= Coleman v. Schwarzenegger =

Coleman v. Schwarzenegger, docket no. 2:90-cv-00520-LKK-JFM (E.D. Cal.), is a federal class action civil rights lawsuit under the Civil Rights Act of 1871, Eighth and Fourteenth Amendment to the United States Constitution, and the Rehabilitation Act of 1973 alleging unconstitutional mental health care by the California Department of Corrections and Rehabilitation (CDCR).

The case was consolidated with Plata v. Schwarzenegger and assigned to a three-judge court on July 26, 2007, to hear motions for relief pursuant to the Prison Litigation Reform Act. An order to reduce the prison population was entered on January 12, 2010, which California claims is unconstitutional in its appeal before the Supreme Court.

== History ==

The case was filed on April 23, 1990, and was tried before a United States magistrate judge, and in June 1994 the magistrate judge found that defendants’ delivery of mental health care to class members violated the Eighth Amendment to the United States Constitution.

=== Special Master ===

On September 13, 1995, the court issued a permanent injunction and ordered that a special master be appointed to monitor compliance with the court-ordered injunctive relief.
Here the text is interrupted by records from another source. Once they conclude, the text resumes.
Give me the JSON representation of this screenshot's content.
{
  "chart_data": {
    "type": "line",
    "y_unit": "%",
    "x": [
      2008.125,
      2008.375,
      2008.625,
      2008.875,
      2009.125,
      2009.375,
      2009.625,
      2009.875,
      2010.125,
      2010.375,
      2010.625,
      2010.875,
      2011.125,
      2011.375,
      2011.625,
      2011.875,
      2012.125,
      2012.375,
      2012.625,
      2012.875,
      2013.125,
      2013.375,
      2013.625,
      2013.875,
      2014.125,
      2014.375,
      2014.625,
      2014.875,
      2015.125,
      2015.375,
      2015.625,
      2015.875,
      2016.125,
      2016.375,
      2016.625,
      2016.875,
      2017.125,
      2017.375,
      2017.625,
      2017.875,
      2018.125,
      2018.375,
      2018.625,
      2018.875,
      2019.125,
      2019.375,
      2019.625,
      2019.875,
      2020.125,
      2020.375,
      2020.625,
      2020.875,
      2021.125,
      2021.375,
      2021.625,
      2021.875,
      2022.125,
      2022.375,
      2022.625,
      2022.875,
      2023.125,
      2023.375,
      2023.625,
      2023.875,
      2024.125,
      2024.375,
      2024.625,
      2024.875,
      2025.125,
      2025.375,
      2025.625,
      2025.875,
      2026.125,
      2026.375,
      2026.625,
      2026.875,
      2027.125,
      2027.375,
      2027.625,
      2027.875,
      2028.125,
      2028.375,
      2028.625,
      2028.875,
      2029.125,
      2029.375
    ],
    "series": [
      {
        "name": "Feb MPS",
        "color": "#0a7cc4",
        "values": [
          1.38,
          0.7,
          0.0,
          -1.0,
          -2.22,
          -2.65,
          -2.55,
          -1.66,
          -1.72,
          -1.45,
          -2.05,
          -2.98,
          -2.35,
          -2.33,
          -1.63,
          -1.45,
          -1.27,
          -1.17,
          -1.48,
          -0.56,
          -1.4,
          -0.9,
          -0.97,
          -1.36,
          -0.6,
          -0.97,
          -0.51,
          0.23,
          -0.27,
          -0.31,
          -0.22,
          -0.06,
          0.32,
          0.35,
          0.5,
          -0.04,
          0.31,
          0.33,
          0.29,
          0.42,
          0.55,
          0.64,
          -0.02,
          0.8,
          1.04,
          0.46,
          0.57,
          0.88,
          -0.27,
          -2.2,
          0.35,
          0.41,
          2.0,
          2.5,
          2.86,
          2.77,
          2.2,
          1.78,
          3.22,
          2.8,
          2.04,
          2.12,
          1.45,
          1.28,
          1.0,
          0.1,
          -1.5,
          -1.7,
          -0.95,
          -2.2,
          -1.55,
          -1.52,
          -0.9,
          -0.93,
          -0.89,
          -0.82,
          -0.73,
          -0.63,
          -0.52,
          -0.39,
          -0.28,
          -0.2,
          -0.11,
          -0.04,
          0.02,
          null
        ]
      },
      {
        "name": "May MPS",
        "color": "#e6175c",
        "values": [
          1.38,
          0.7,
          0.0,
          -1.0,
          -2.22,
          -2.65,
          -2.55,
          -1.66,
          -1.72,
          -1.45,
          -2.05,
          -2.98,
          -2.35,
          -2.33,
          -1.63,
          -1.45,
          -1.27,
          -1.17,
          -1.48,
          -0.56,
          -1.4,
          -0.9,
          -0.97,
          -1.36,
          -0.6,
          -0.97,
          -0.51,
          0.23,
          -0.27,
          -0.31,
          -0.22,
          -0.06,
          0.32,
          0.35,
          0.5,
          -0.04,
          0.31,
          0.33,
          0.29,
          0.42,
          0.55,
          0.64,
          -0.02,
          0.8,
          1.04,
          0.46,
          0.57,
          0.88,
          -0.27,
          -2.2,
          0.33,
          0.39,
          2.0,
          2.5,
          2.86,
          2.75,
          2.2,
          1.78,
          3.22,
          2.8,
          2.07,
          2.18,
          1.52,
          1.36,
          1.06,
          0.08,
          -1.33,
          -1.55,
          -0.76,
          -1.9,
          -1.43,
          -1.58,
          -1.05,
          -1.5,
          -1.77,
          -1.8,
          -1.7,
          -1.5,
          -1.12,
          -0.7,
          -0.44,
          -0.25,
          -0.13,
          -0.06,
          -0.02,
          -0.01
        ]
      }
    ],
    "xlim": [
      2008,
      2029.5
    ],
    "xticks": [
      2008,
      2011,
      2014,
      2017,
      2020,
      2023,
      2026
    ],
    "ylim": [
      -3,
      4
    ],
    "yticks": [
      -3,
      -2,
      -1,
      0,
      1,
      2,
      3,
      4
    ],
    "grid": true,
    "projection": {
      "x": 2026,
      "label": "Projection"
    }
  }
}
The special master submitted 16 interim reports, with later reports "reflect[ing] a troubling reversal in the progress of the remedial efforts of the preceding decade".

=== Three-Judge Court ===

In 2006, the plaintiffs in the Coleman case and Plata v. Schwarzenegger filed motions to convene a three-judge court to limit the prison population. , a statute created by the Violent Crime Control and Law Enforcement Act and further amended by the Prison Litigation Reform Act, sets forth remedies with respect to prison conditions. On October 4, 2006, the Governor Schwarzenegger issued Proclamation 4278, declaring a state of emergency. During the pending motions, the Little Hoover Commission released its report titled "Solving California's Corrections Crisis: Time Is Running Out" and the CDCR Expert Panel on Adult Offender Recidivism Reduction Programming released its report, both advocating a reduction in prison overcrowding. On July 23, 2007, both the Plata and Coleman courts granted the plaintiff's motions and recommended that the cases be assigned to the same three-judge court. The Chief Judge of the United States Court of Appeals for the Ninth Circuit agreed and, on July 26, 2007, convened the instant three-judge district court pursuant to .

==== Release Order ====

On August 4, 2009, the three-judge court ordered that the defendants submit a plan within 45 days detailing "a population reduction plan that will in no more than two years reduce the population of the CDCR's adult institutions to 137.5% of their combined design capacity." The plan would require California to cut 40,000 inmates out of its prison population of 150,000 when the verdict was issued. In an order described by The New York Times as "scathing", the panel indicated that the state had failed to follow through on previous orders to improve conditions and that the cuts were needed to deal with overcrowding and poor health care that was causing an unnecessary death each week on average. The panel recommended achieving the cuts by reducing imprisonment of nonviolent offenders and technical parole violators.

The state submitted a plan on September 18, 2009, but it the plan failed to meet requirements set by the release order. On October 21, 2009, the court rejected the plan, and gave the government until November 12 to submit a corrected plan or it would order the attorneys for the plaintiffs to submit a plan and order it implemented. The state submitted a revised plan on November 12, 2009, and the plan was accepted and entered as an order of the court on January 12, 2010.

===Supreme Court===

California appealed the order to the Supreme Court on January 19, 2010, and certiorari was granted on June 14, 2010. It was argued on November 30, 2010. In a bare majority opinion by Justice Anthony Kennedy issued in 2011, the Court affirmed the order. in Brown v. Plata, 131 S. Ct. 1910 (2011).